Jordan got to hear most of it from the bench in the second half as Wizards coach Doug Collins a former Pistons coach and also the target of these Midwestern comedians pulled Jordan and the rest of his starters from this lost cause at the 7:51 mark of the third quarter. At the time the Wizards were staring at a 70-49 deficit and had played listlessly. Collins can only hope that his starters used the time to prepare themselves for their trip to Boston on Wednesday where they can only hope to make amends for last night's fiasco.
Pulling Jordan was the thing for Collins to do because it seemed the rest of his teammates took the night off.
Jordan led the Wizards with 19 points and eight rebounds in 23 minutes. Jordan scored 15 of his points in the second quarter when he was responsible for all but four of the team's points. Reserve point guard Tyronn Lue was the only other Washington player to reach double digits in scoring. Lue finished with a season-high 11 points.

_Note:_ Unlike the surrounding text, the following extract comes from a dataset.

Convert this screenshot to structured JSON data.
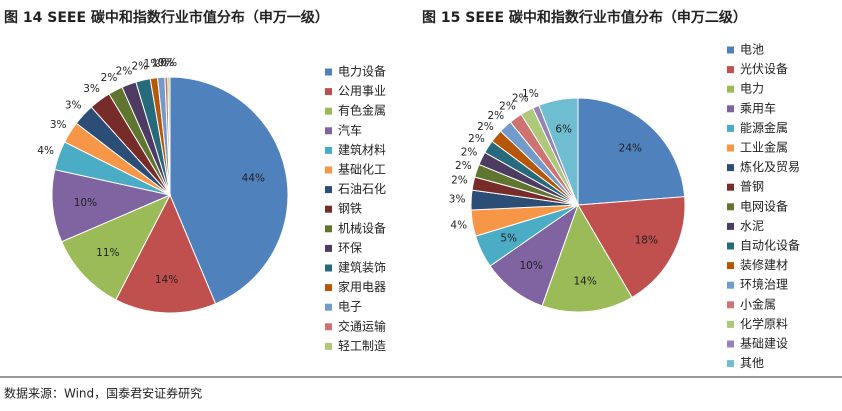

Detroit was led by Jerry Stackhouse, whose 28 points were one more than the number of minutes he played. Stackhouse, guarded most of the evening by Richard Hamilton, scored 22 points in the first half.
Corliss Williamson came off the bench to add 18 points for the Pistons and starting point guard Dana Barros finished with 17 points. Former Wizard Ben Wallace had 12 rebounds, and the Pistons were nine of 23 from the three-point line. However, in the first half, when the game began to get out of control, the Pistons were 7-for-10 from behind the three-point line.
In fact, it was the Wizards disastrous first half that rendered the second half virtually unwatchable.
Stackhouse and his teammates played as well as they were capable of in the first quarter. Stackhouse scored nine of the Pistons' last 11 points of the quarter as Detroit forged a 26-18 lead heading into the second period.
The Pistons shot 12-for-22 in the first half and shot almost 60 percent (58.1) from the floor in the first half. Meanwhile the Wizards made just 34 percent of their shots in the half.
While Stackhouse was responsible for most of the Wizards' agony in the first quarter he made all but two of his nine shots from the field the second quarter was more of an ensemble butchering.
Down by eight points at the end of the first, the Pistons jumped on Washington at the start of the second quarter. Detroit opened the second quarter on a 17-4 run that stopped only because the Wizards called timeout with 5:54 left in the half.